A federal grant to expand Anoka County’s maternal, infant and early childhood home visiting program has increased both in dollars received and in the length of the grant period.
In late November, the Anoka County Board, on the recommendation of its Human Services Committee, approved a grant totaling $80,610 from the Minnesota Department of Health (MDH) through its federal allocation from the time period Dec. 15, 2012 through March 30.
But subsequent to that action, the state health department expanded both the contract term and the grant amount.
Now the county is receiving up to $863,610 for a grant period that runs through March 30, 2015.
With the money to expand the home visiting program, the county board approved the hiring of three full-time public health nurses and a three-quarter time public health nurse supervisor.
Those positions will now continue through the new term of the grant, March 30, 2015, instead of ending March 30 this year.
The county board took action at its last meeting of 2012 to approve the new dollar figure and the expanded length of the grant period.
According to information provided to the county board by Laurel Hoff, county director of the community health and environmental services department, MDH received $8 million per year for three years from the U.S. Department of Health and Human Services to expand maternal, infant and early childhood home visiting.

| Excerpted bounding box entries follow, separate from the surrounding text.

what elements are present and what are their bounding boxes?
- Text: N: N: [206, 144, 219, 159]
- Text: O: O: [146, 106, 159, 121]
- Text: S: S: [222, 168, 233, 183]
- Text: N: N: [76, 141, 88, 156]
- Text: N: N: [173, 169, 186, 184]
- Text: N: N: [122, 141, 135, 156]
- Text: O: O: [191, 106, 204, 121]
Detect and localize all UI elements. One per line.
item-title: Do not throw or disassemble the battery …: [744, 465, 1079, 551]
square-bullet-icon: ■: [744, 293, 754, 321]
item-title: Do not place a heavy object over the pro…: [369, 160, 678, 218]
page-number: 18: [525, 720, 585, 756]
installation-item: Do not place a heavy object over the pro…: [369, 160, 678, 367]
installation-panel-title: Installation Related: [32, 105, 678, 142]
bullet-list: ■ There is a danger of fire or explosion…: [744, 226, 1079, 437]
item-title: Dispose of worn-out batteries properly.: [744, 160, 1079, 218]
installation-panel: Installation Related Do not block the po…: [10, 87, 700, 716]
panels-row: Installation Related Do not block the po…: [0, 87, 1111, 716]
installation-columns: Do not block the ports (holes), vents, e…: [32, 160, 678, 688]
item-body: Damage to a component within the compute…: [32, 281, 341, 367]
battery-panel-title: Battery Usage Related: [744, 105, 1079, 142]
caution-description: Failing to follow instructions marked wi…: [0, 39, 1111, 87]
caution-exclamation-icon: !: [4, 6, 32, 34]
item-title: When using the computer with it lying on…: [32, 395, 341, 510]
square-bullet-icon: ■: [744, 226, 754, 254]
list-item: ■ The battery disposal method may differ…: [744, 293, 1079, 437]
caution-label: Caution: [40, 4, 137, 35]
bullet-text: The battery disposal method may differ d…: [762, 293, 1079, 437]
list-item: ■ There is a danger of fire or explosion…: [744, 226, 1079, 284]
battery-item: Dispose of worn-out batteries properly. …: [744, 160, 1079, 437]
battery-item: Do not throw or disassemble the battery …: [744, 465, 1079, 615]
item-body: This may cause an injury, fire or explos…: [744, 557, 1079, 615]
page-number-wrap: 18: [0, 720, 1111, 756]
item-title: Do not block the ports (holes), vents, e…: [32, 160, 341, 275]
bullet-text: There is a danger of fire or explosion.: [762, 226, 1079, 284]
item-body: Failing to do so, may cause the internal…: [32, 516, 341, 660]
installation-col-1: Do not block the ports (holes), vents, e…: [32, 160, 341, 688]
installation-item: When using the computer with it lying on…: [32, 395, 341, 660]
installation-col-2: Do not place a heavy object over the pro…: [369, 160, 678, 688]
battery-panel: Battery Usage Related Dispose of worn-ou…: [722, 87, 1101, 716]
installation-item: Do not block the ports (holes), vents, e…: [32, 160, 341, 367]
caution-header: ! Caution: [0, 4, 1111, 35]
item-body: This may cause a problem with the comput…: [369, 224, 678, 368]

For the grant, MDH had to complete a statewide needs assessment focusing on 15 risk factors in three categories – maternal and newborn health, injury and economic self-sufficiency, Hoff wrote in her report.
Anoka County was awarded the grant dollars because it ranked in the top 10 statewide in all three categories, she wrote.
The county will use two evidence-based models to target the at-risk population. They are the nurse-family partnership and healthy families America models, Hoff wrote.
“Evidence-based family home visiting models have proven that for every public health dollar invested a return of up to $5.70 can be expected in savings to programs including Medicaid and food support,” she wrote.
As part of the grant program, four existing county public health nurses will be trained in the healthy families America model and one in the nurse family partnership, according to Hoff.
The public health supervisor will coordinate and provide program development and evaluation as well as supervision, while the new public health nurses will support the transition of family health activities, she wrote.